Since then I’ve not been particularly devoted to cemeteries but am not opposed to hearing tales about them. So I heard tales.
A few days ago, Thomas, in great delight, announced a celebrity, uh, sighting in a Woburn, Massachusetts cemetery with a name I found irrationally ecstatic: Pride of Boston. Does it accept into its earth only people like, say, Ted Williams? Only famous Boston people?
Pride of Boston. Made me think about the day I borrowed my friend Sue’s car and drove from her home in L.A. to Disneyland, where I ventured into the largest parking lot I’d ever seen. I found it entertaining that the lot was divided into sections named after Disney toons, presumably to facilitate finding your car when you wanted to leave. I parked in the Flower (skunk) section. Nevertheless, it took me an hour to find the car.
Actually, Pride of Boston is one of the many Jewish segments of the Woburn cemeteries. So I guess Ted Williams isn’t buried there.

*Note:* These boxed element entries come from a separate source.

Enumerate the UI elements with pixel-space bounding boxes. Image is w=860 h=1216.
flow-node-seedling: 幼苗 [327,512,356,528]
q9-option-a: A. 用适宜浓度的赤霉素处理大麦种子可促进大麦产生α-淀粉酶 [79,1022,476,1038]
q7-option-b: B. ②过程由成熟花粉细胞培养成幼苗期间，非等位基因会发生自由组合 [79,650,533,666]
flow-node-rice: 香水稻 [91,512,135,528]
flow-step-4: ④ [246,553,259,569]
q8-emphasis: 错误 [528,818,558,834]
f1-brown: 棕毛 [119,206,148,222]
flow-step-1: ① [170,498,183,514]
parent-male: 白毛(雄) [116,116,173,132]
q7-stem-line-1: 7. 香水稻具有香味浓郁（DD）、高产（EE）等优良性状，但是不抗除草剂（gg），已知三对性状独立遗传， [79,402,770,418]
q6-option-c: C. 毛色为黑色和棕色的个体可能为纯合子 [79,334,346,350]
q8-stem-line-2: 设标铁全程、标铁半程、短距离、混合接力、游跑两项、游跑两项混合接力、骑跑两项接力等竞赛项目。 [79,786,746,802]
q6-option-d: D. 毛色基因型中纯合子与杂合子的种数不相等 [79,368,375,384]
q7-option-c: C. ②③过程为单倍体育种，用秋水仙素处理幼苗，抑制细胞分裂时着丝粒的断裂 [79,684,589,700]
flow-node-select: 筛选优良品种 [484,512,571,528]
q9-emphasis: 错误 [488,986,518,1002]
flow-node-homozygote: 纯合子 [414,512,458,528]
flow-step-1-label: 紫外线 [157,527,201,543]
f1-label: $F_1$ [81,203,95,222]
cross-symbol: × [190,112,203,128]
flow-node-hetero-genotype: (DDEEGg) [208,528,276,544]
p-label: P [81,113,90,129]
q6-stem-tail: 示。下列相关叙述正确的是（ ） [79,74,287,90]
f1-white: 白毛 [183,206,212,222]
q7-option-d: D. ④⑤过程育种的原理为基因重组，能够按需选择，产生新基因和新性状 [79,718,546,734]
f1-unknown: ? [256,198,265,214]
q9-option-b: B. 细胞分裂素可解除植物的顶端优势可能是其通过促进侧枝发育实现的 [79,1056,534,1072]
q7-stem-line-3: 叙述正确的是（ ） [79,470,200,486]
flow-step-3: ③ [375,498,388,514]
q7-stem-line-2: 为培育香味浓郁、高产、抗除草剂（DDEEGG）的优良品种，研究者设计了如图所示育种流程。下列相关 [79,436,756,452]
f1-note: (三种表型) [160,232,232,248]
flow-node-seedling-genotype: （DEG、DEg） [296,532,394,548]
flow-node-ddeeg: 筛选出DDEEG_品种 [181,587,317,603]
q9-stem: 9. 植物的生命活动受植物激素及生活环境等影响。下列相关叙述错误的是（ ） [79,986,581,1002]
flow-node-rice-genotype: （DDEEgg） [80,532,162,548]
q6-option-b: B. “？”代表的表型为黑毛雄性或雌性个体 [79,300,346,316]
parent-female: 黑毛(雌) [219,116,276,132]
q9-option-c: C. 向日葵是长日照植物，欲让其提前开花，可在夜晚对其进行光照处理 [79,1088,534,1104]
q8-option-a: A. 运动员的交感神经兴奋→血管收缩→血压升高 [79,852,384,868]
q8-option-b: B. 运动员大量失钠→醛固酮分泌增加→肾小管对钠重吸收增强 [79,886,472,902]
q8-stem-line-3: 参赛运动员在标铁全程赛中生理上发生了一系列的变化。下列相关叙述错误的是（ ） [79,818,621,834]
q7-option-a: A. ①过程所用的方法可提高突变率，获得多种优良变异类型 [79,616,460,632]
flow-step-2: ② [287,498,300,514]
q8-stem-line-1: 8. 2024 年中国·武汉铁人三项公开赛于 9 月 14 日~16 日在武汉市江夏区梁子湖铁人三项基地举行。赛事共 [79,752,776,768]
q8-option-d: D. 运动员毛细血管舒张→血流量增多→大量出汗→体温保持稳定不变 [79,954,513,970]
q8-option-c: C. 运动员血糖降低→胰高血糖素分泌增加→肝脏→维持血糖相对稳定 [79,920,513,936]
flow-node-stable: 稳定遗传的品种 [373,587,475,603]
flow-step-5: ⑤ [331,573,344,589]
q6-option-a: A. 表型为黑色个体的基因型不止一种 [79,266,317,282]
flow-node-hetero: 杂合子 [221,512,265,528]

But — aside from Thomas’ grandma — you know who is?
Rusty Warren. Yeah, Rusty Warren.
In fact, she seems to be the only famous person buried in Pride of Boston.
Why was she famous? Well, did you ever hear her 1961 hit song, “Bounce Your Boobies”?
No, we’re not related to Rusty and thus she does not appear in Thomas’s tree. But she appears here now because she has newly (she died in May) graced the Pride of Boston with her celebrity. Perhaps this will be something to brag about. Posthumously.
Shall we call this Dead Star Fucking? Yes, I think so.